O júri do Unwort des Jahres, anunciou que, até a data-limite em 31 de Dezembro de 2018, foram enviadas mais de 500 sugestões de candidatas a Despalavra do Ano de 2018. Dessas, apenas 60 correspondiam aos critérios de seleção. Entre as 15 finalistas, constavam as expressões Sozialtourismus (»turismo social«) e Vogelschiss (»cocô de passarinho«).

Falar muitas línguas

O que é o Unwort des Jahres?

Para quem não conhece, a iniciativa Unwort des Jahres (Despalavra do ano) nasceu como um correspondente irônico ao concurso Wort des Jahres (Palavra do ano) promovido pela Gesellschaft für die deutsche Sprache (Sociedade para a língua alemã).

Em via de regra, a »Despalavra do ano« é um termo que acaba ficando marcado pelo seu uso infeliz pela mídia e pela dita opinião pública.

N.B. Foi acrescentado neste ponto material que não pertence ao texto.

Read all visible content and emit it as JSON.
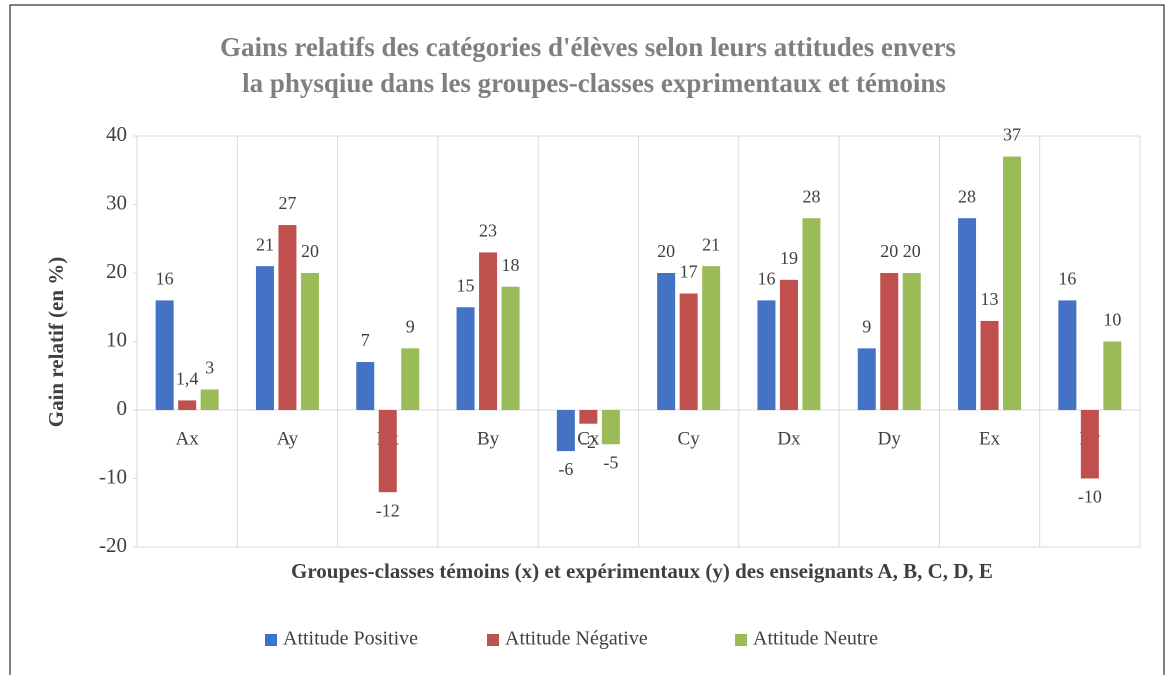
{
  "chart_data": {
    "type": "bar",
    "title": [
      "Gains relatifs des catégories d'élèves selon leurs attitudes envers",
      "la physqiue dans les groupes-classes exprimentaux et témoins"
    ],
    "y_label": "Gain relatif (en %)",
    "x_label": "Groupes-classes témoins (x) et expérimentaux (y) des enseignants A, B, C, D, E",
    "categories": [
      "Ax",
      "Ay",
      "Bx",
      "By",
      "Cx",
      "Cy",
      "Dx",
      "Dy",
      "Ex",
      "Ey"
    ],
    "series": [
      {
        "name": "Attitude Positive",
        "color": "#4472c4",
        "values": [
          16,
          21,
          7,
          15,
          -6,
          20,
          16,
          9,
          28,
          16
        ]
      },
      {
        "name": "Attitude Négative",
        "color": "#c0504d",
        "values": [
          1.4,
          27,
          -12,
          23,
          -2,
          17,
          19,
          20,
          13,
          -10
        ],
        "value_labels": [
          "1,4",
          "27",
          "-12",
          "23",
          "-2",
          "17",
          "19",
          "20",
          "13",
          "-10"
        ]
      },
      {
        "name": "Attitude Neutre",
        "color": "#9bbb59",
        "values": [
          3,
          20,
          9,
          18,
          -5,
          21,
          28,
          20,
          37,
          10
        ]
      }
    ],
    "ylim": [
      -20,
      40
    ],
    "yticks": [
      -20,
      -10,
      0,
      10,
      20,
      30,
      40
    ],
    "legend": "bottom"
  }
}
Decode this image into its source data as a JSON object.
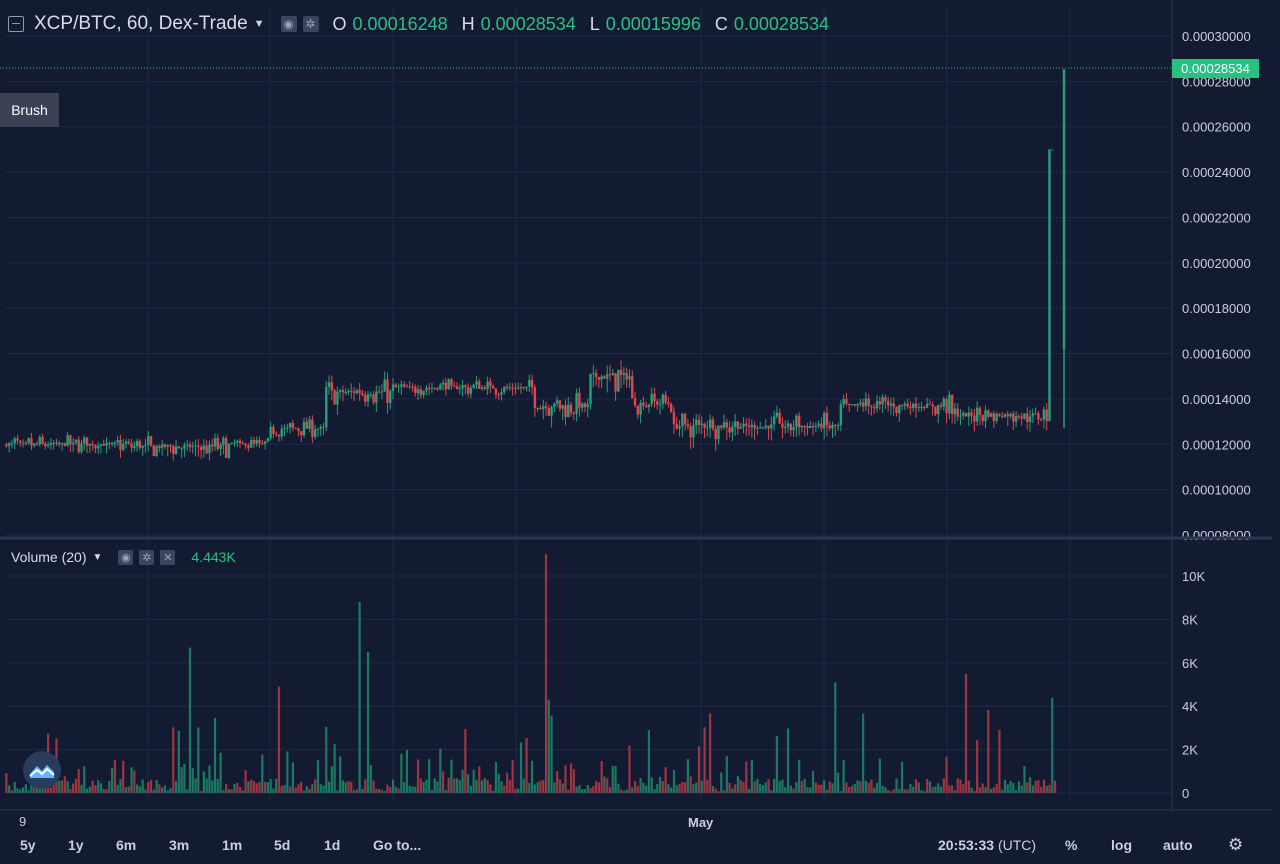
{
  "header": {
    "symbol": "XCP/BTC, 60, Dex-Trade",
    "open_label": "O",
    "open": "0.00016248",
    "high_label": "H",
    "high": "0.00028534",
    "low_label": "L",
    "low": "0.00015996",
    "close_label": "C",
    "close": "0.00028534"
  },
  "brush_label": "Brush",
  "volume": {
    "label": "Volume (20)",
    "value": "4.443K"
  },
  "last_price_tag": "0.00028534",
  "price_axis": [
    "0.00030000",
    "0.00028000",
    "0.00026000",
    "0.00024000",
    "0.00022000",
    "0.00020000",
    "0.00018000",
    "0.00016000",
    "0.00014000",
    "0.00012000",
    "0.00010000",
    "0.00008000"
  ],
  "volume_axis": [
    "10K",
    "8K",
    "6K",
    "4K",
    "2K",
    "0"
  ],
  "time_axis": {
    "left": "9",
    "month": "May"
  },
  "bottom": {
    "ranges": [
      "5y",
      "1y",
      "6m",
      "3m",
      "1m",
      "5d",
      "1d"
    ],
    "goto": "Go to...",
    "clock": "20:53:33",
    "tz": "(UTC)",
    "percent": "%",
    "log": "log",
    "auto": "auto"
  },
  "colors": {
    "up": "#26a07a",
    "down": "#e0474c",
    "bg": "#131b33",
    "accent": "#26c281"
  },
  "icons": [
    "eye-icon",
    "gear-icon",
    "close-icon",
    "settings-gear-icon",
    "logo-icon"
  ],
  "chart_data": {
    "type": "candlestick+volume",
    "pair": "XCP/BTC",
    "interval": "60",
    "exchange": "Dex-Trade",
    "price_ylim": [
      8e-05,
      0.0003
    ],
    "volume_ylim": [
      0,
      10000
    ],
    "price_segments": [
      {
        "from": 0,
        "to": 45,
        "price": 0.00012,
        "jitter": 4e-06
      },
      {
        "from": 45,
        "to": 80,
        "price": 0.000119,
        "jitter": 5e-06
      },
      {
        "from": 80,
        "to": 95,
        "price": 0.00012,
        "jitter": 3e-06
      },
      {
        "from": 95,
        "to": 115,
        "price": 0.000127,
        "jitter": 4e-06
      },
      {
        "from": 115,
        "to": 140,
        "price": 0.000143,
        "jitter": 6e-06
      },
      {
        "from": 140,
        "to": 190,
        "price": 0.000145,
        "jitter": 4e-06
      },
      {
        "from": 190,
        "to": 210,
        "price": 0.000137,
        "jitter": 6e-06
      },
      {
        "from": 210,
        "to": 225,
        "price": 0.00015,
        "jitter": 8e-06
      },
      {
        "from": 225,
        "to": 240,
        "price": 0.000138,
        "jitter": 5e-06
      },
      {
        "from": 240,
        "to": 300,
        "price": 0.000128,
        "jitter": 6e-06
      },
      {
        "from": 300,
        "to": 340,
        "price": 0.000137,
        "jitter": 5e-06
      },
      {
        "from": 340,
        "to": 375,
        "price": 0.000133,
        "jitter": 5e-06
      },
      {
        "from": 375,
        "to": 380,
        "price": 0.00025,
        "jitter": 0.0
      }
    ],
    "last_close": 0.00028534,
    "volume_spikes": [
      {
        "i": 66,
        "v": 6700,
        "d": "up"
      },
      {
        "i": 127,
        "v": 8800,
        "d": "up"
      },
      {
        "i": 130,
        "v": 6500,
        "d": "up"
      },
      {
        "i": 194,
        "v": 11000,
        "d": "down"
      },
      {
        "i": 195,
        "v": 4300,
        "d": "up"
      },
      {
        "i": 98,
        "v": 4900,
        "d": "down"
      },
      {
        "i": 345,
        "v": 5500,
        "d": "down"
      },
      {
        "i": 298,
        "v": 5100,
        "d": "up"
      },
      {
        "i": 376,
        "v": 4400,
        "d": "up"
      }
    ]
  }
}
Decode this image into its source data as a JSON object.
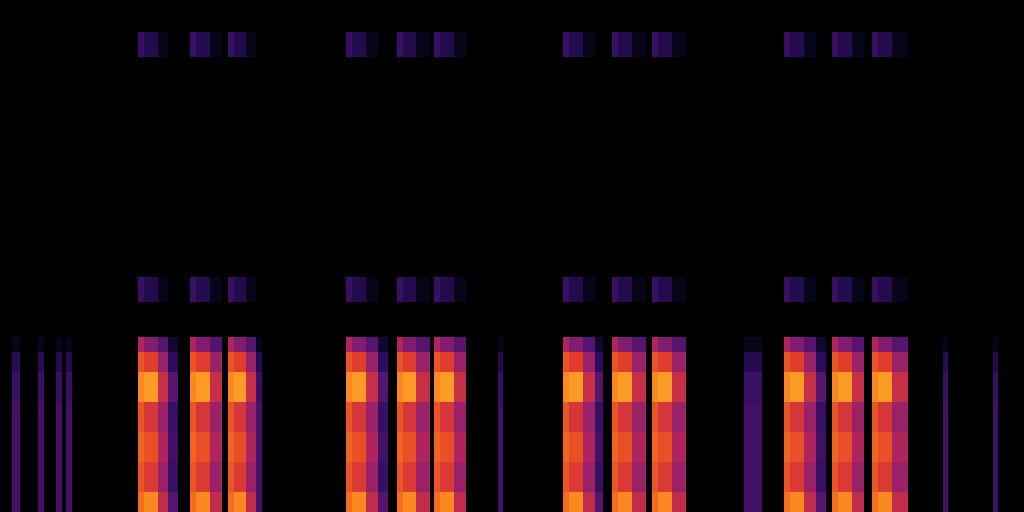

Em boa parte dos casos, a despalavra é um eufemismo que propaga ideias antidemocráticas ou mesmo discurso de ódio mal-disfarçados.

A ideia básica é sensibilizar a população para o uso nada inocente de determinados termos pela mídia e também incentivar a discussão sobre como a escolha de palavras pode enviesar e distorcer a maneira como vemos os acontecimentos atuais no mundo.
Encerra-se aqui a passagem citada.